エウロパの表面について、米カリフォルニア工科大学とゴダード宇宙飛行センターの2つの研究チームが、ジェイムズ・ウェッブ宇宙望遠鏡で得られたデータを用い、独自の研究を行った。チームらがエウロパ表面の二酸化炭素の分布マップを作製し、エウロパの地形図と比較したところ、最高濃度の二酸化炭素が観測されたのが、幅1800kmのタラ・レジオ地域(Tara Regio)だったことがわかった。タラ・レジオ地域は比較的若い地質学的地域で、ここには氷床の窪地、尾根、亀裂がある。
こうした地形がなぜ形成されるかは、はっきりは分かっていない。海面まで上昇してきた暖かい海水が氷を溶かし、それが再凍結した結果、新たな凹凸が形成されるという仮説もたてられている。つまり、氷河下の海と地殻表面との間で物質の交換が行われている。
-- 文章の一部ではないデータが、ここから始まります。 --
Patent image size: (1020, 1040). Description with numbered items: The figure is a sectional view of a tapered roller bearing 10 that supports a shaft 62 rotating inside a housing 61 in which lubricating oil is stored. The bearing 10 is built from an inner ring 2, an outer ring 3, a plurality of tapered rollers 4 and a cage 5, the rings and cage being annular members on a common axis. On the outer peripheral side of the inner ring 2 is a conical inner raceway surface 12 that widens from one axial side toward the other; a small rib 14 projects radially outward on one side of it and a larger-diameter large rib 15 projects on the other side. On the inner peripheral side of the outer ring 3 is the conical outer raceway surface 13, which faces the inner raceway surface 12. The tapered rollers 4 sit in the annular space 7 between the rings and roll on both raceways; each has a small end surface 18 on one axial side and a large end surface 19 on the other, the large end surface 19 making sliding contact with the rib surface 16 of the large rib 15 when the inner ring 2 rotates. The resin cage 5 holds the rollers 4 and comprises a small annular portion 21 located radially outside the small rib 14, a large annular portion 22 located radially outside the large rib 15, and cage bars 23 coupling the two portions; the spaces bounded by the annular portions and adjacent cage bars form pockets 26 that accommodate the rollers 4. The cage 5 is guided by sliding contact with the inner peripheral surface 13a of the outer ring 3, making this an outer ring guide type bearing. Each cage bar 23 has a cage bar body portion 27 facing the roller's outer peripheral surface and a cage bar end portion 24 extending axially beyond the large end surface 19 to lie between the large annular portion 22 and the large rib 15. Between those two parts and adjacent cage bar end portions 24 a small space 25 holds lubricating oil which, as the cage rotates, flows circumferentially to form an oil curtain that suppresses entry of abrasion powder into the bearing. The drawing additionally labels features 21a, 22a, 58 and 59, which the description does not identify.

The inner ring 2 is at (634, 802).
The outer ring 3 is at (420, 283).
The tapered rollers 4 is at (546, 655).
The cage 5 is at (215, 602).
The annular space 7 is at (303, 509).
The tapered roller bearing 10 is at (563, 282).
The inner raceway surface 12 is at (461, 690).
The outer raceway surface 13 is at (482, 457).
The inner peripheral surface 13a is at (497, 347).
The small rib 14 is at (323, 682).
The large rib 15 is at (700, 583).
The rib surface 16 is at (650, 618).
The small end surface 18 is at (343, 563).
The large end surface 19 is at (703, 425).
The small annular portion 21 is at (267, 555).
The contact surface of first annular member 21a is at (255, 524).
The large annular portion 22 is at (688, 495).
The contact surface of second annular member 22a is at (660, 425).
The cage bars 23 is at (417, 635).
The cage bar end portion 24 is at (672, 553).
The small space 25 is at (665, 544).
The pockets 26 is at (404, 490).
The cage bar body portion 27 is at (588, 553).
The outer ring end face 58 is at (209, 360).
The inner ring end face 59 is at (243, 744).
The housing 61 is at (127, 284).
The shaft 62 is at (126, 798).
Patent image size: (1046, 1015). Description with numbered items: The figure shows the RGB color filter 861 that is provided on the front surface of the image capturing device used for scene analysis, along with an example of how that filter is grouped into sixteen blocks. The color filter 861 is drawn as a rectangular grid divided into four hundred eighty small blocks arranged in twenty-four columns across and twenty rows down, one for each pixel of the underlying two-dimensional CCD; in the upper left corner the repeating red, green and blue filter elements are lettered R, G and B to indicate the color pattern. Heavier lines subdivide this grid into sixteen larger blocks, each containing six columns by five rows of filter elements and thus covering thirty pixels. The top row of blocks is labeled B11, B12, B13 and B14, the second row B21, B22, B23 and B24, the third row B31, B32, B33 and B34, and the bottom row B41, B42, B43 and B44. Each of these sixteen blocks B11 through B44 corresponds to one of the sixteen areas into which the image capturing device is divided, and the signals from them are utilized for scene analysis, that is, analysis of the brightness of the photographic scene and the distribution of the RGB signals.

二酸化炭素が同地域に最も多く存在するということは、その起源が海洋であることを示している。
両方のチームの研究結果は、二酸化炭素がエウロパの地表に到達したのは地殻下に存在する深海からという結論に達した。
エウロパの氷床下の海が、既知の生命体の発生に適しているか、否かをは、木星とエウロパに向けて行われる2つの宇宙ミッションが解明する可能性がある。1つはJUICE(JUpiter ICy moons Explorer、木星氷衛星探査計画)で探査機はすでに2023年4月に打ち上げられている。もうひとつはNASAのエウロパ・クリッパーで、来年2024年10月に打上げが予定されている。